I think missing files were properly reported in the previous version (i.e. the error you're getting now). The error you originally reported is different, but would be caused by passing in an empty series of dates (i.e. st_dt > end_dt). I'll add a check for this.

All of the error handling in these functions needs improving, but I want to get a functional outline first.

Maginor commented 2 years ago

New error:

syntax error, unexpected $end, expecting SCAN_ATTR or SCAN_DATASET or SCAN_ERROR context: ^ syntax error, unexpected $end, expecting SCAN_ATTR or SCAN_DATASET or SCAN_ERROR context: ^

...

KeyError: [<class 'netCDF4._netCDF4.Dataset'>, ('https://thredds.met.no/thredds/dodsC/ngcd/version_21.09/TG/type2/2009/05/NGCD_TG_type2_version_21.09_20090515.nc',), 'r', (('clobber', True), ('diskless', False), ('format', 'NETCDF4'), ('persist', False))]

During the above exception, another exception occured: .....

OSError: [Errno -72] NetCDF: Malformed or inaccessible DAP2 DDS or DAP4 DMR response: b'https://thredds.met.no/thredds/dodsC/ngcd/version_21.09/TG/type2/2009/05/NGCD_TG_type2_version_21.09_20090515.nc'

JamesSample commented 2 years ago

That's a Thredds error. It implies that either the dataset for 15.05.2009 on Thredds is corrupt or (more likely) your network connection to Thredds was interrupted while the code was running.
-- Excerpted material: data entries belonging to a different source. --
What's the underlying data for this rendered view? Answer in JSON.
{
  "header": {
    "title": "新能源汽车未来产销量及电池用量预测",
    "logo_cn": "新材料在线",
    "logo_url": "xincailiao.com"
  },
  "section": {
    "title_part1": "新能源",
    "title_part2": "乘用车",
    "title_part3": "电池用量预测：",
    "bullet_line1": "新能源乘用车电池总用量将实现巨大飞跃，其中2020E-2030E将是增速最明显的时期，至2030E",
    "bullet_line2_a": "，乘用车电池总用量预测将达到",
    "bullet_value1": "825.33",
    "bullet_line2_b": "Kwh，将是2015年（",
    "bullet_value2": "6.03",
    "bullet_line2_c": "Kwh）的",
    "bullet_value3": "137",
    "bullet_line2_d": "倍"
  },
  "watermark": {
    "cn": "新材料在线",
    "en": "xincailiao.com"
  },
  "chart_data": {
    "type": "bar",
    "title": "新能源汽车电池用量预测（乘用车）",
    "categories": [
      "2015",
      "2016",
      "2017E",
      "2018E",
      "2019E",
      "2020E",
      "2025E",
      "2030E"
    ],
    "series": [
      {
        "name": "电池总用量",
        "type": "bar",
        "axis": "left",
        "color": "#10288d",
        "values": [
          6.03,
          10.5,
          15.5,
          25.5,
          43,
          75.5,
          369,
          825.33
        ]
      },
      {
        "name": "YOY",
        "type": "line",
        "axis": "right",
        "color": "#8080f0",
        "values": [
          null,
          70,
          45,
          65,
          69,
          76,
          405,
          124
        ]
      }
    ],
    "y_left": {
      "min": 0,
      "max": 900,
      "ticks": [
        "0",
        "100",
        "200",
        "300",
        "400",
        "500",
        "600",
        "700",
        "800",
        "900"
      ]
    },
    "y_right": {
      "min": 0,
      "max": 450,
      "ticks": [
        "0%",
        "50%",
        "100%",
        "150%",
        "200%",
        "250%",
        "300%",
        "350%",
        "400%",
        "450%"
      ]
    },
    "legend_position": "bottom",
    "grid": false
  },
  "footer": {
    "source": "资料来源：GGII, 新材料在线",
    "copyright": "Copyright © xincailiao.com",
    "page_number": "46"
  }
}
I've just tried running the example notebook with

par = "TG"
st_dt = "2009-01-01"
end_dt = "2010-01-01"

and it finished OK, so the dataset seems valid. I guess that means your Thredds connection was interrupted.

There's not a lot I can do about this, but one option is to apply to Met for priority access. I believe "public" access to Thredds is heavily throttled to keep bandwidth manageable, but it is possible to be "whitelisted" and given priority access. I don't know how this is evaluated, but presumably you need to make a case as to why you need better access.

The other option is to spilt your date range into chunks and query a few years at a time. Then at least you don't have to start from scratch if the network connection to Thredds gets dropped.

JamesSample commented 2 years ago

Do you specifically need NGCD? The GTS API (get_nve_gts_api_time_series) is much nicer to use.

Maginor commented 2 years ago

I just wanted to test it. I can maybe make a wrapper that gets a year at a time. But for now I can just use GTS.

JamesSample commented 2 years ago

Thanks for testing. I understand that using NGCD is annoying. ERA5 is similar, although at least the cdsapi seems more robust, in that it does eventually prepare the data you ask for, whereas "public" Thredds occasionally just gives up.

I don't think there's any way of improving this at NIVA's end (but suggestions welcome). As mentioned in the notebook, I sometimes find running Thredds queries overnight is faster and more reliable.